Dela memicingkan mata seraya menggigit bibir bawahnya. Jawaban macam apa itu? Bahkan seorang pembaca mimik wajah pun akan sulit menerjemahkan ekspresi Dela saat ini.
“Eng ... anu, Bu-”
“Ya udah kita nginep, tapi besok pagi-pagi kita langsung balik,” bisik Dela kemudian. Dia tahu bagaimana Bu Ningsih memperlakukan Mas Ilham-nya sejak dulu. Jadi sekarang, tak ada salahnya kalau dia menginap di sini.
Toh, semalaman penuh, Mas Ilham pasti akan terus ada di sampingnya.
Ilham yang mendengar bisikan Dela, langsung bernapas lega.
Huft ... memang sejak dulu, Adela ini penuh dengan kejutan. Ilham hampir saja dibuat gemetaran karena harus memilih kemauan sang istri dan larangan sang ibu.
“Eh, iya. Ini udah malem,” sahut Ilham seraya menggaruk tengkuknya yang tidak gatal sama sekali.
"Yang bilang sekarang masih siang siapa?" Bu Ningsih menjawab dengan raut yang susah diartikan. Sebal karena tadi Ilham hampir saja membuat jantungnya tak karuan kalau sampai dia nekat pulang ke rumahnya di tengah malam begini.
Ini adalah kota, memang kota yang mereka tinggali ini seolah tak kenal malam, tetap saja ramai. Tapi tetap saja Bu Ningsih khawatir kalau sampai Ilham kenapa-kenapa di jalan. Malam yang ramai di kota lebih mengerikan dari malam yang sepi di kampung.
Huft ... Baiklah. Ilham menampakkan barisan gigi putihnya melepas kepergian sang ibu yang berlalu ke kamarnya.
"Oh iya.
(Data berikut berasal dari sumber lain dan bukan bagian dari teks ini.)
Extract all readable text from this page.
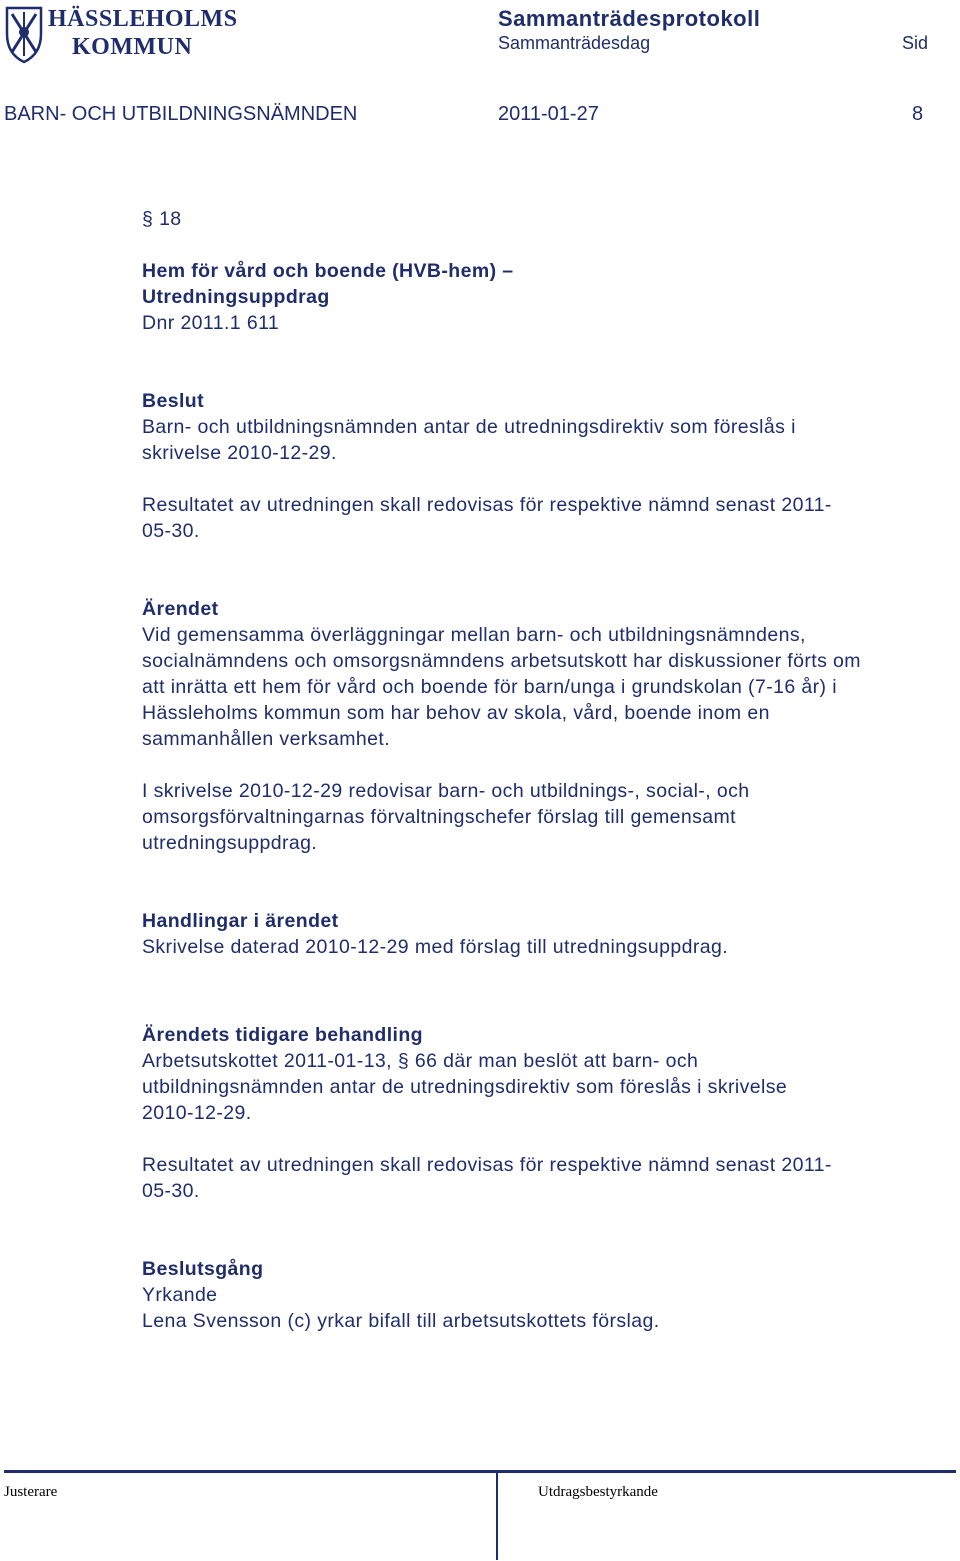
HÄSSLEHOLMS
KOMMUN
Sammanträdesprotokoll
Sammanträdesdag	Sid
BARN- OCH UTBILDNINGSNÄMNDEN	2011-01-27	8

§ 18

Hem för vård och boende (HVB-hem) –

Utredningsuppdrag

Dnr 2011.1 611

Beslut

Barn- och utbildningsnämnden antar de utredningsdirektiv som föreslås i skrivelse 2010-12-29.

Resultatet av utredningen skall redovisas för respektive nämnd senast 2011-05-30.

Ärendet

Vid gemensamma överläggningar mellan barn- och utbildningsnämndens, socialnämndens och omsorgsnämndens arbetsutskott har diskussioner förts om att inrätta ett hem för vård och boende för barn/unga i grundskolan (7-16 år) i Hässleholms kommun som har behov av skola, vård, boende inom en sammanhållen verksamhet.

I skrivelse 2010-12-29 redovisar barn- och utbildnings-, social-, och omsorgsförvaltningarnas förvaltningschefer förslag till gemensamt utredningsuppdrag.

Handlingar i ärendet

Skrivelse daterad 2010-12-29 med förslag till utredningsuppdrag.

Ärendets tidigare behandling

Arbetsutskottet 2011-01-13, § 66 där man beslöt att barn- och utbildningsnämnden antar de utredningsdirektiv som föreslås i skrivelse 2010-12-29.

Resultatet av utredningen skall redovisas för respektive nämnd senast 2011-05-30.

Beslutsgång

Yrkande

Lena Svensson (c) yrkar bifall till arbetsutskottets förslag.

Justerare	Utdragsbestyrkande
Ibu kan tadi mau ambil minum buat bapak." Bu Ningsih berbalik. Gara-gara Ilham, dia sampai melupakan niatnya keluar dari kamar tadi.
Perasaan tadi bapak udah minum abis makan. Masa udah mau minum lagi?!
Otak dangkal Ilham jadi makin cetek melihat tingkah orang tuanya.
Tidak tahu saja dia kalau Bu Ningsih dan Pak Rosyid mulai melakukan pemanasan olahraga malam.
Tapi syukur juga dia tak paham dengan tingkah ibu dan bapaknya, sebab malam ini lagi-lagi dia tidak akan dapat jatah apa-apa.
Bukan karena dia menebak Dela akan menolaknya, tapi karena memang dirinya lah yang berjanji akan meminta haknya pada Dela saat nanti sepulang dari kampung Ambu.
Huft ... gara-gara terlalu memikirkan bapaknya yang kebanyakan minum, Ilham sampai tak sadar bahwa sang istri sudah tak ada di sampingnya.
Dela Dela, kebiasaan. Suka banget pergi duluan.
Ternyata istrinya sudah meringkuk dalam selimut dengan membiarkan lampu menyala, terang benderang.
Ceklek, Ilham mematikan lampu.
"Mas jangan dimatiin. Aku takut." Suara Dela terdengar dari atas kasur. Tentu saja masih dengan posisi di bawah selimut.
Tanpa membantah sedikitpun, Ilham langsung menyalakannya lagi. Meski sejujurnya, Ilham tak kan bisa tidur dengan suasana terang seperti ini.